Forces as Vectors

Definition of Vectors

A vector is a quantity that has both magnitude (size) and direction. Forces are vectors because they push or pull in a specific direction and have a strength measured in newtons (N).

For example, a force of 10 N acting to the right is different from a force of 10 N acting upwards, even though the magnitude is the same.

Magnitude and Direction

The magnitude of a force is how strong it is, measured in newtons (N). The direction is the line along which the force acts, indicated by an arrow.

Both magnitude and direction are essential to fully describe a force. Changing either changes the effect of the force.

Representation by Arrows

Forces are often represented by arrows in diagrams:

• The length of the arrow shows the magnitude of the force (longer arrow = bigger force).
• The direction of the arrow shows the direction in which the force acts.

This visual representation helps to understand how forces combine and interact.

Example:

A force of 5 N acting to the right can be drawn as an arrow pointing right with a length proportional to 5 N. A force of 10 N acting upwards would be an arrow twice as long pointing upwards.

Vector Addition of Forces

When two or more forces act on an object, they combine to form a single force called the resultant force. This resultant force determines the overall effect on the object.

Adding Forces in the Same Direction

If forces act along the same line and in the same direction, add their magnitudes to find the resultant force.

For example, if two forces of 3 N and 7 N act to the right, the resultant force is:

$3\,\text{N} + 7\,\text{N} = 10\,\text{N}$ to the right.

Adding Forces in Opposite Directions

If forces act along the same line but in opposite directions, subtract the smaller force from the larger one. The resultant force acts in the direction of the larger force.

For example, if 8 N acts to the right and 5 N acts to the left, the resultant force is:

$8\,\text{N} - 5\,\text{N} = 3\,\text{N}$ to the right.

Example:

Two people pull a box with forces of 12 N and 15 N in the same direction. The resultant force is:

$12\,\text{N} + 15\,\text{N} = 27\,\text{N}$ in that direction.

If the 15 N force acts to the right and the 12 N force acts to the left, the resultant force is:

$15\,\text{N} - 12\,\text{N} = 3\,\text{N}$ to the right.

Resolving Forces

Forces can act at angles, not just along the same line. To analyse these, we resolve a force into two perpendicular components, usually horizontal and vertical.

This means breaking one force into two forces at right angles that have the same combined effect as the original force.

Components of Forces

If a force $F$ acts at an angle $\theta$ to the horizontal, its components are:

• Horizontal component: $F_x = F \cos \theta$
• Vertical component: $F_y = F \sin \theta$

These components are easier to work with when calculating net forces or checking if an object is in equilibrium.

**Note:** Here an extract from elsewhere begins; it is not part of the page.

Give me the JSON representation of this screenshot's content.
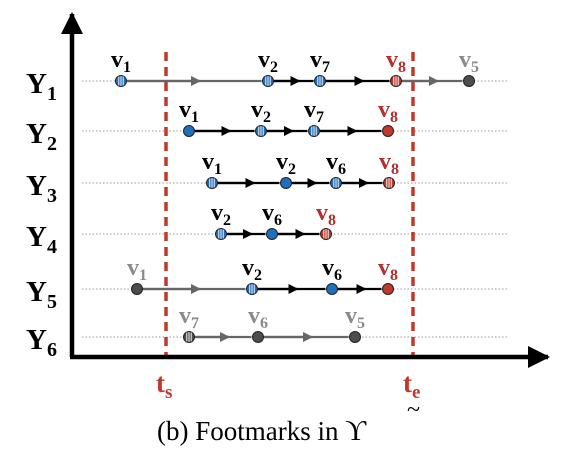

Using Perpendicular Vectors

Because the components are at right angles, they can be treated independently. The original force can be found again by combining the components using Pythagoras’ theorem:

$$F = \sqrt{F_x^2 + F_y^2}$$

The angle $\theta$ can be found using:

$$\theta = \tan^{-1}\left(\frac{F_y}{F_x}\right)$$

Applications in Equilibrium

When an object is in equilibrium (not moving or moving at constant velocity), the sum of forces in both horizontal and vertical directions is zero.

Resolving forces helps to check this condition by ensuring:

• $\sum F_x = 0$
• $\sum F_y = 0$

Example:

A force of 20 N acts at 30° above the horizontal. Its horizontal and vertical components are:

Horizontal: $20 \times \cos 30^\circ = 20 \times 0.87 = 17.4\,\text{N}$

Vertical: $20 \times \sin 30^\circ = 20 \times 0.5 = 10\,\text{N}$

Vector Diagrams

Vector diagrams are used to represent forces graphically to scale. This helps to find the resultant force when forces act at angles.

Drawing Force Vectors to Scale

Choose a scale, for example 1 cm = 5 N. Draw each force as an arrow with length proportional to its magnitude and in the correct direction.

Using Scale Diagrams

To find the resultant force:

1. Draw the first force vector to scale in the correct direction.
2. From the tip of this vector, draw the second force vector to scale in its direction.
3. Draw a straight line from the start of the first vector to the end of the second vector.
4. This line represents the resultant force vector.
5. Measure its length and convert back to newtons using the scale.
6. Use a protractor to measure the angle of the resultant force.

Determining Resultant Force Graphically

This method works well for two forces acting at any angle. For more forces or more accuracy, calculations using components are preferred.